Putin’s order on Wednesday followed statements by Trump, which appeared to suggest that Washington would restart its own atomic tests for the first time in three decades.

Kremlin says Russia will abide by nuclear ban

Russia will abide by its obligations under a global nuclear ban, the Kremlin spokesman said Sunday, following days of uncertainty over remarks by U.S. President Donald Trump that appeared to suggest Washington might restart atomic tests after more than three decades.

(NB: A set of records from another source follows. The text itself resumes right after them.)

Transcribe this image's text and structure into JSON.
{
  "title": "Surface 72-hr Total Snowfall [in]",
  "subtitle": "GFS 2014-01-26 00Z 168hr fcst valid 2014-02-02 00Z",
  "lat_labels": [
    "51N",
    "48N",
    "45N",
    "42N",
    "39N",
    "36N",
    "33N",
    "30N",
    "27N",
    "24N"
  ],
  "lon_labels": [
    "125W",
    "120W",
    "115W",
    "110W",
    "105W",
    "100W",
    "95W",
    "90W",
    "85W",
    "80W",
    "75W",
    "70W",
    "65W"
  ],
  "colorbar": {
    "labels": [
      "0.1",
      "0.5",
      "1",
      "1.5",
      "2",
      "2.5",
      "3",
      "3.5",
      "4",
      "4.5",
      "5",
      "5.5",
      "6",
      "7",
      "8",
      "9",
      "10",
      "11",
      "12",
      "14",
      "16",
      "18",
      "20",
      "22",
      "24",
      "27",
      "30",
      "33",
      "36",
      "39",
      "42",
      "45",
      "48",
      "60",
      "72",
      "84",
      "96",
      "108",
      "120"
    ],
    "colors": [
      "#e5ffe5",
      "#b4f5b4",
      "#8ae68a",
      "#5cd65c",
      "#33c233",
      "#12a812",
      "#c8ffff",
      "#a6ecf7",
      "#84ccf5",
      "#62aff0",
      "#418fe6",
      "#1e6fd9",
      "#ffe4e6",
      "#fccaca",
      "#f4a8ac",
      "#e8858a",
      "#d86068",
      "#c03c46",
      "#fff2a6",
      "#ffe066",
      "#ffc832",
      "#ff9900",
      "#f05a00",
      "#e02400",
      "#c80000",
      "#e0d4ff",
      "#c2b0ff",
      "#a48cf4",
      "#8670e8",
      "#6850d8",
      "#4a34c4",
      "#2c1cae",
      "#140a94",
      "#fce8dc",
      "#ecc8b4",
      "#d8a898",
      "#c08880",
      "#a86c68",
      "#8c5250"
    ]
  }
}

Trump's comments came after Russia announced it had tested a new atomic-powered and nuclear-capable underwater drone and a new nuclear-powered cruise missile. But Moscow did not announce any tests of its nuclear weapons, which last occurred in 1990.

“Putin has repeatedly said that Russia is committed to its obligation to end nuclear tests, and that we have no intention” of conducting them, Kremlin spokesman Dmitry Peskov told reporters.

Earlier this week, Putin ordered officials to study the possibility of resuming nuclear testing, though Russia said it would not do so unless the U.S. did so first.

Russia's Lavrov says he's ready to meet Rubio

Elsewhere, Russia’s top diplomat said Sunday that he was ready to meet U.S. Secretary of State, Marco Rubio, to discuss the war in Ukraine and mending bilateral ties.

“Secretary of State Marco Rubio and I understand the need for regular communication,” Foreign Minister Sergey Lavrov told Russia’s Ria state agency, weeks after efforts to organise a summit between the Russian and U.S. leaders were put on ice.

Lavrov on Sunday repeated that peace can’t be achieved without “taking Russian interests into account," a phrase Moscow has used to signal it is standing firm in its maximalist demands for Ukraine.